Reflecting on the band’s haunting second single, Tapp adds: “’The Ghost’ is a song about the loss of true love. Visually it’s a man secluded in a cabin in the southwest, mourning the loss of his wife and unable to move past it. He’s left there with her spirit and the memories they had. I thought the most poignant line in the song was, ‘Sit around and stare at these walls, killing time until Jesus makes that call.’”
For the past ten years, The Cold Stares have toured the world relentlessly as a duo, blowing away audiences across the US and Europe with a fierce, blistering live show that belied their bare bones, guitar-and-drums setup. Now, the band is embracing a whole new kind of chemistry as they launch their next chapter, adding a third member and channeling the classic power trio sound they grew up on. “Suddenly, all the parameters that had dictated what we could and couldn’t do just disappeared, and we were free to create whatever sound we wanted,” Tapp recalls.

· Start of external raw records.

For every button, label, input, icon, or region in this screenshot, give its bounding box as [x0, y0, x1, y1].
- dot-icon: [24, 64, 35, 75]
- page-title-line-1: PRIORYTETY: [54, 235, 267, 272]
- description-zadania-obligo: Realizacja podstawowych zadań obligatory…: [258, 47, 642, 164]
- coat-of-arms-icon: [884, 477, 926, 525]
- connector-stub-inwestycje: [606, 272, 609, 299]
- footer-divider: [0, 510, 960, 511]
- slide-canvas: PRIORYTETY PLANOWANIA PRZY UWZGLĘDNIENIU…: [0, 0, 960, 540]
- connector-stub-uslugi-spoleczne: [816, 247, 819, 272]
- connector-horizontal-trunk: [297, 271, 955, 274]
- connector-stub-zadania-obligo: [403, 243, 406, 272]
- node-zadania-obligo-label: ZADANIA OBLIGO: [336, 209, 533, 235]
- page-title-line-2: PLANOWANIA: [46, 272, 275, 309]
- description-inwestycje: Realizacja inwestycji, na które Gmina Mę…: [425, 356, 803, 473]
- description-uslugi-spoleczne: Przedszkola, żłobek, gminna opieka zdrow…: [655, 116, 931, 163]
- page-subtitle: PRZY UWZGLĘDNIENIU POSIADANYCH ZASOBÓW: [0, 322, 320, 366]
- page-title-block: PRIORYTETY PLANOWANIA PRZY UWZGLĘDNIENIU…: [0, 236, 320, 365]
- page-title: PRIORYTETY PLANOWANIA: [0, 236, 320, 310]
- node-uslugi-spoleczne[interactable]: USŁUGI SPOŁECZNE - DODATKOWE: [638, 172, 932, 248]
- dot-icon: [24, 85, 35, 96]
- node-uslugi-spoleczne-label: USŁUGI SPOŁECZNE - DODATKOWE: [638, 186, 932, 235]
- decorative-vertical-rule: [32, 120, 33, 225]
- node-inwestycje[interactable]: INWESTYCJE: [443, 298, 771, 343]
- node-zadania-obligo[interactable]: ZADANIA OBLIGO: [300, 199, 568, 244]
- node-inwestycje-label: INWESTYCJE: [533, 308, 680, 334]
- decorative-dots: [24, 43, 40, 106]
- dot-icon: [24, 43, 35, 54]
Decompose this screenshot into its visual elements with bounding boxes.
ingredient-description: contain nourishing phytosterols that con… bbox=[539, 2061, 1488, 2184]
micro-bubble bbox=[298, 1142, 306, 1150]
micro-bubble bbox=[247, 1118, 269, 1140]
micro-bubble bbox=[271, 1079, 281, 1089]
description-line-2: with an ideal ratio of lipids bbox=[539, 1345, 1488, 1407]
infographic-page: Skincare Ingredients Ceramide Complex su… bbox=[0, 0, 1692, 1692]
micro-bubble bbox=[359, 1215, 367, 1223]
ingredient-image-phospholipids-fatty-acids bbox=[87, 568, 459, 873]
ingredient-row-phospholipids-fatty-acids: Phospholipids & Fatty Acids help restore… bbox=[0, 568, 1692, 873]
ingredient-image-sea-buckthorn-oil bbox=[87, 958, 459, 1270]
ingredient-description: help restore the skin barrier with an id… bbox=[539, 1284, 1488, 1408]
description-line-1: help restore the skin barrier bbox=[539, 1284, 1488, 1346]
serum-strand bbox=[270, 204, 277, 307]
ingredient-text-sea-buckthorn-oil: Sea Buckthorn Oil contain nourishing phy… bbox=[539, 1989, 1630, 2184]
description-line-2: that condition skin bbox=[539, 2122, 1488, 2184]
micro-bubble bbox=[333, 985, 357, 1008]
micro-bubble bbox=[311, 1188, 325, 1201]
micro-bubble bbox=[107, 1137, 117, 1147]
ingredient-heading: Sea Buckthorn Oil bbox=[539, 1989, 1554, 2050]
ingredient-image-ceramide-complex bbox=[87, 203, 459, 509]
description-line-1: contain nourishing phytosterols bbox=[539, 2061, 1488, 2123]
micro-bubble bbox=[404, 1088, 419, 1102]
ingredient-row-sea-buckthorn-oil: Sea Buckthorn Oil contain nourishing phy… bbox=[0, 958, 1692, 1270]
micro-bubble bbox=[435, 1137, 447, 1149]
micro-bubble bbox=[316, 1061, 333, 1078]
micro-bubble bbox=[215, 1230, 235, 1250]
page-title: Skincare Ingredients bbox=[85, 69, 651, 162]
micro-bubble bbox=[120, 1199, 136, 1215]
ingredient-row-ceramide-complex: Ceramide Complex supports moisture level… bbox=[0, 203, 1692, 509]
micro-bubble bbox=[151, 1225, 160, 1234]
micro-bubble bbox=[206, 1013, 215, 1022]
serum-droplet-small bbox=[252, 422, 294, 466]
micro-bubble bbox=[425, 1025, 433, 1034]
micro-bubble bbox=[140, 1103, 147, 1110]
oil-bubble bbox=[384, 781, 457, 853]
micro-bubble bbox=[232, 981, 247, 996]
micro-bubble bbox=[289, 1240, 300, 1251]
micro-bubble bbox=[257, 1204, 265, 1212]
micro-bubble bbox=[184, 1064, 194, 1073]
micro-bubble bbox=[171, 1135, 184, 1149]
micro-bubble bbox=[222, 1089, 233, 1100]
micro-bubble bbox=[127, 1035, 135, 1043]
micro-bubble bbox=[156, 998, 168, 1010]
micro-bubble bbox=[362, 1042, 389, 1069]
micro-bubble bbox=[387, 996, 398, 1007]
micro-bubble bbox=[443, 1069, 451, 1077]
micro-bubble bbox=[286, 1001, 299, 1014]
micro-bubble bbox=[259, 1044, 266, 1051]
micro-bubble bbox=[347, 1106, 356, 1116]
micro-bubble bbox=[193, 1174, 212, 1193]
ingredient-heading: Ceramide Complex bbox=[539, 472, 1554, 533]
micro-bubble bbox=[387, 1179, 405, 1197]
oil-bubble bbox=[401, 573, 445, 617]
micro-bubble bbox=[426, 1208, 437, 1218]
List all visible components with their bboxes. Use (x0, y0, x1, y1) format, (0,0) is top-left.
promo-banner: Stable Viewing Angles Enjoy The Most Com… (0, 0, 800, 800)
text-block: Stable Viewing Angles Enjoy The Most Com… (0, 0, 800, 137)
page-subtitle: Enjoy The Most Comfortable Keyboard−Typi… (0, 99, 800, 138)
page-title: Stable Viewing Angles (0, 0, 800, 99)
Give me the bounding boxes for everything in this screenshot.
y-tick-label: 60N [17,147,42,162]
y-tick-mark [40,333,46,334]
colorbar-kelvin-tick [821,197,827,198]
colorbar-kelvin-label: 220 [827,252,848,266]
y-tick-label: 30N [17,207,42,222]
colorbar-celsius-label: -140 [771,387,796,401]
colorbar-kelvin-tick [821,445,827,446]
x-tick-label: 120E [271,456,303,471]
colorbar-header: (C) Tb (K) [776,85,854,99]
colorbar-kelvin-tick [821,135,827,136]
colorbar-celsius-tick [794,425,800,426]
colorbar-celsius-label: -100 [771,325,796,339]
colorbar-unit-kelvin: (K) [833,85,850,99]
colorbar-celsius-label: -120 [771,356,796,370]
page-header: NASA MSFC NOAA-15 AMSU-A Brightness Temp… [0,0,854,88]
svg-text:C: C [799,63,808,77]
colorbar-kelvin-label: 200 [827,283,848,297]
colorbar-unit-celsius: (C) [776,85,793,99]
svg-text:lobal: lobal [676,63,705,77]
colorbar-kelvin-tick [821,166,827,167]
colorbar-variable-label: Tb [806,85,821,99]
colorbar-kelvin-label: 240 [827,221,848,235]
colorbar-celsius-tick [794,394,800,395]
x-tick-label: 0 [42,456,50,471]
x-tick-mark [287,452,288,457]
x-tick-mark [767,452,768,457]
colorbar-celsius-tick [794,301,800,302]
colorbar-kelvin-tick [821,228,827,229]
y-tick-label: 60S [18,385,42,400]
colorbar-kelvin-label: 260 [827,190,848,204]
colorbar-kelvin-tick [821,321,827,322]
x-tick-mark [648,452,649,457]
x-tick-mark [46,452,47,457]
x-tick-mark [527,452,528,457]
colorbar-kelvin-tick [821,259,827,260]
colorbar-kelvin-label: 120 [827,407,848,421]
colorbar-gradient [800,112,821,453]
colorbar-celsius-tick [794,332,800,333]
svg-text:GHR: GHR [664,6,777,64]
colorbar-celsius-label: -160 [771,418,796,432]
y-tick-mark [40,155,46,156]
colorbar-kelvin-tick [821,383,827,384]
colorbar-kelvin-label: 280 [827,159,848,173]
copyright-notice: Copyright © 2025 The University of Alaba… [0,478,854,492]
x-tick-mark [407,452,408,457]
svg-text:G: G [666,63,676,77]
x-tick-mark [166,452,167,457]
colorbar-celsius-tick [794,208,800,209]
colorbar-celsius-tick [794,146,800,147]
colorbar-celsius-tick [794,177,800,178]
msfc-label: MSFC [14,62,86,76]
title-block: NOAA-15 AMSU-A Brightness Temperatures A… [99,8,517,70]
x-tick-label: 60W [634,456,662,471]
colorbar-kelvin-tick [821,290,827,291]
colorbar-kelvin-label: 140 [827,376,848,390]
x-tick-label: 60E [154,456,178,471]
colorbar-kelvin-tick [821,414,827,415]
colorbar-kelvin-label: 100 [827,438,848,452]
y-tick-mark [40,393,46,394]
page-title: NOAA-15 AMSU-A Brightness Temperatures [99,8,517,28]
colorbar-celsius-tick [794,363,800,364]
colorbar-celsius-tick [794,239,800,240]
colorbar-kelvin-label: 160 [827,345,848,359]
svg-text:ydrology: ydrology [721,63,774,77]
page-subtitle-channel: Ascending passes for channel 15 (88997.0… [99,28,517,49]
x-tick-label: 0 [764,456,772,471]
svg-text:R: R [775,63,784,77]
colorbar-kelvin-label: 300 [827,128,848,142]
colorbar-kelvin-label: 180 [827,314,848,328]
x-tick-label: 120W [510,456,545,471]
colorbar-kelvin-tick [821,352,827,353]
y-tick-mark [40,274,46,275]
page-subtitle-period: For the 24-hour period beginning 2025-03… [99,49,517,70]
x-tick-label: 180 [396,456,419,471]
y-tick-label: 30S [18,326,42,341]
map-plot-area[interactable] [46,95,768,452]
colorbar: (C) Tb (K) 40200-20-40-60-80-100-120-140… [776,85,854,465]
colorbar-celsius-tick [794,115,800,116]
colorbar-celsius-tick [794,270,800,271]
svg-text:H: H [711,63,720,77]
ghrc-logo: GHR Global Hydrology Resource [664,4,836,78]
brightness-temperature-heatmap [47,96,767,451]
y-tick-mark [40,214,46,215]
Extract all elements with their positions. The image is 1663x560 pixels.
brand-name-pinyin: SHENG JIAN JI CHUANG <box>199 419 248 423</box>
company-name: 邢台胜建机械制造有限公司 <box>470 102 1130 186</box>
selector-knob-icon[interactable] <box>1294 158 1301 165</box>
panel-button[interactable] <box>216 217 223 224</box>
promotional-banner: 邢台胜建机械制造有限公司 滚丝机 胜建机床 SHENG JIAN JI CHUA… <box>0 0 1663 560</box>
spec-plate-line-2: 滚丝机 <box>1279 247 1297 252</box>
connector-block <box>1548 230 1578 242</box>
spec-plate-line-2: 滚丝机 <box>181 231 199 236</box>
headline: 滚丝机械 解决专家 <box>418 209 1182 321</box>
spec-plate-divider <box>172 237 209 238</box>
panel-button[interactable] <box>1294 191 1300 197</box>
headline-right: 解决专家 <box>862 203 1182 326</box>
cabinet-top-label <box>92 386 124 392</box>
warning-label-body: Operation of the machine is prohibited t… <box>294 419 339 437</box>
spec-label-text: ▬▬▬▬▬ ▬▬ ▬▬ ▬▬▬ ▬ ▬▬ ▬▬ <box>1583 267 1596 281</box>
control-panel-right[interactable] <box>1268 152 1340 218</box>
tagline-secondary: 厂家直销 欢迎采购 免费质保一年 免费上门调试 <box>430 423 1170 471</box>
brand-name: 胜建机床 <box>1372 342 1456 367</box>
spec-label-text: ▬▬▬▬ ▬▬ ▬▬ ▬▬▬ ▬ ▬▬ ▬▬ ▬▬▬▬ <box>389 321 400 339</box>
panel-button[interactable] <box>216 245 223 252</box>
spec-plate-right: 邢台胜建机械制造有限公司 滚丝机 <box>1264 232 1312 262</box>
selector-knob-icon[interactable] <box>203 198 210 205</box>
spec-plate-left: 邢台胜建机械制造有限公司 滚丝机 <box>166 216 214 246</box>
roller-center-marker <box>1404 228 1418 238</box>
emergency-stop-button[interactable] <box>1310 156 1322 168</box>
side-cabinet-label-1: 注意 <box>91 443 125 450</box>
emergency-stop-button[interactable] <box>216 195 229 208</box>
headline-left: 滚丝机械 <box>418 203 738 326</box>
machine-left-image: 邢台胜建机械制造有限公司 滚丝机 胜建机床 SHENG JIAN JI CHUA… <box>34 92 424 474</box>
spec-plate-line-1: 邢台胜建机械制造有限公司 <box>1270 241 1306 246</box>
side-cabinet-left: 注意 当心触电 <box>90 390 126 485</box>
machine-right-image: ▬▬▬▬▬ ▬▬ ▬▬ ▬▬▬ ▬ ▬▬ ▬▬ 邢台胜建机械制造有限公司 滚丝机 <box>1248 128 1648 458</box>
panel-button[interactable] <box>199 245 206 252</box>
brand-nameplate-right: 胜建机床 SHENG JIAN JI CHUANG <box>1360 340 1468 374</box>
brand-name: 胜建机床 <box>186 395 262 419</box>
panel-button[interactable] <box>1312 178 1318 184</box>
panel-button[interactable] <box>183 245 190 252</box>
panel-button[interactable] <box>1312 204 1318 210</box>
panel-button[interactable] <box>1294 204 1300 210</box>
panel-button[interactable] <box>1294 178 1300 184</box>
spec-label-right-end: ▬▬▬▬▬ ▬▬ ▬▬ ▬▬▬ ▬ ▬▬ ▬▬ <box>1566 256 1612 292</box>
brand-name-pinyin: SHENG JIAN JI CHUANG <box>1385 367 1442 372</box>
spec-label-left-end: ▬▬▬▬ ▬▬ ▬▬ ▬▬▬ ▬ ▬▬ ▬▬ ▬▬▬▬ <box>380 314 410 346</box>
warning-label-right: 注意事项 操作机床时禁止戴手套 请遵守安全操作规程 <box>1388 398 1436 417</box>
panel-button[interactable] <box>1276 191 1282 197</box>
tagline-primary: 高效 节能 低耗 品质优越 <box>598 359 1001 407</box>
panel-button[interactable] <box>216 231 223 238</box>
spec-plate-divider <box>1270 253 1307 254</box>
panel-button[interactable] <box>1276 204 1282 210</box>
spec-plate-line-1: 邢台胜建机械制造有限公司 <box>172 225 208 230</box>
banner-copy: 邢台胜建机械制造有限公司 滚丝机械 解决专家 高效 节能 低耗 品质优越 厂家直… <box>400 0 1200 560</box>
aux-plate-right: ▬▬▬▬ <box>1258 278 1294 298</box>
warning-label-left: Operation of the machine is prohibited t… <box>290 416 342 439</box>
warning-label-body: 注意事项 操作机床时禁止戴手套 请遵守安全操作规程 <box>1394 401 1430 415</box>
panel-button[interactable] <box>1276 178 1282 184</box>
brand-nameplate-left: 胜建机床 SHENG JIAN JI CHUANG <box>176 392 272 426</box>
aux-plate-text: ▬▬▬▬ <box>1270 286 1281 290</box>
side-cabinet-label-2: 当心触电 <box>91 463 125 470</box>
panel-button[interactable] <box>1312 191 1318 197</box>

Launched in 2012, The Cold Stares got their start when longtime friends Tapp and Mullins agreed to team up for a fill-in gig that caught them both by surprise. With a sound far bigger than any duo should rightfully have been able to create, the pair of Kentucky natives began turning heads almost immediately, releasing a series of acclaimed albums that landed them on the road with the likes of Larkin Poe, Rival Sons, Reignwolf, Spoon, Grand Funk Railroad, and Thievery Corp, among others. American Songwriter praised the group’s “hard-won commitment, honesty, and intensity,” while No Depression hailed their sound as a “roots rocking firestorm,” and tunes from their albums turned up everywhere from ESPN and TNT to the hit video game Cyberpunk 2077.
After wrapping up touring for 2021’s ‘Heavy Shoes’ (their fifth studio album and debut release for Mascot Records), Tapp and Mullins returned to their adopted hometown of Evansville, Indiana, with a decision to make. The band’s sound had been growing increasingly elaborate in the studio, but unless they wanted to start playing along to pre-recorded backing tracks onstage, they were reaching a point where they wouldn’t be able to faithfully replicate their tunes anymore as a duo.
“We’d been a two-piece for a decade, so it wasn’t something we took lightly,” says Tapp. “But we’d also known Bryce for a long time and knew he’d fit right in.”